Meghann Foye, author of the new novel Meternity, advocates for all women in their thirties to take a paid leave from work (“maternity leave with all the perks” except the baby) in order to find themselves. What she’s really done is proven that contemporary feminism has failed the women it promised to rescue from the supposed drudgery of motherhood.
Ten years in a fast-paced career left Foye feeling burnt out and jealous of her co-workers who, she claims, would leave the office an hour early (6 p.m. instead of 7 p.m. – wow, so early!) to presumably spend time with their kids. “It seemed that parenthood was the only path that provided a modicum of flexibility,” she observed. In other words, choosing the career path wasn’t as liberating as she and two entire generations of women have been told. Apparently the drudgery of being a slave to your job makes the supposed drudgery of having kids look appealing.

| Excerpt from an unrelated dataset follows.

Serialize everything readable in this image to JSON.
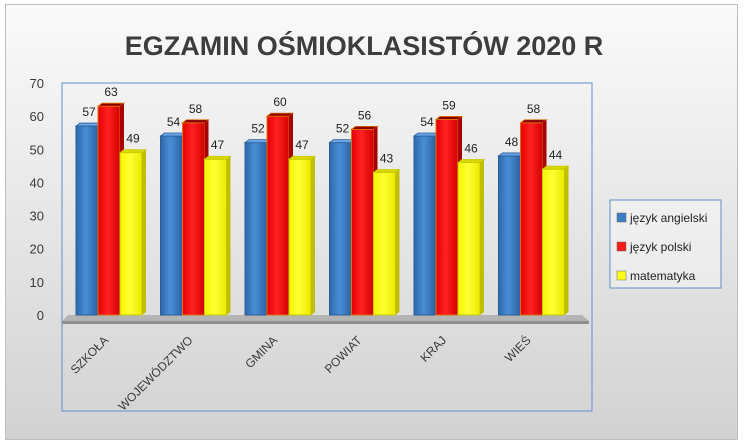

Foye’s commentary goes deeper, inadvertently blaming the career world for stripping women of their confidence and sense of independence: “And as I watched my friends take their real maternity leaves, I saw that spending three months detached from their desks made them much more sure of themselves.” In other words, women who had children not only reclaimed their confidence, they also laid claim to a sense of purpose they lacked in their career. It’s a truth that stands in complete opposition to the feminism of the bra-burning ’60s.
Foye’s bottom line conclusion seals the deal against Steinem-era feminism: “Women are bad at putting ourselves first. But when you have a child, you learn how to self-advocate to put the needs of your family first.”
Women need children in order to learn how to advocate for themselves.
Now, that’s interesting.
Of course, Foye’s observations render her “Me-ternity” concept rather irrelevant. What used to be termed a “sabbatical” in the academic world was simply given a trendier title in order to sell a book. On the surface the “Me” notion markets to a generation of women who were sold the second wave feminist lie that they could have it all if they simply surrendered themselves and their ovaries to an office desk. The only thing Foye learned from her sabbatical from the working world is that contemporary feminism is a big, fat lie. But, if she said that she wouldn’t sell as many books. So, she embraced the narcissism inherent in Steinem’s vision instead.
The narcissism inherent in her argument is, perhaps, the greatest slap in the face feminism could possibly receive. (Well, that and Bill Clinton, but he’s old ground.) Not only does Foye lay out the failures of contemporary feminism on full display, she wraps them in feminism’s greatest failure of all: Creating a generation of women who think only of themselves. Suffragettes and the early pioneers of women’s rights were advocates for all women, as are current feminists like Camille Paglia and Christina Hoff Sommers who take a firm stance against the narrow views of Steinem’s crowd. True feminists embrace the Woman of Valor, the only woman in history to truly “have it all,” popularized in Proverbs 31. It’s a shame that apparently the Bible wasn’t on Foye’s sabbatical reading list. If it had been, she might’ve realized that an excessive amount of Me Time isn’t the solution, it’s the problem.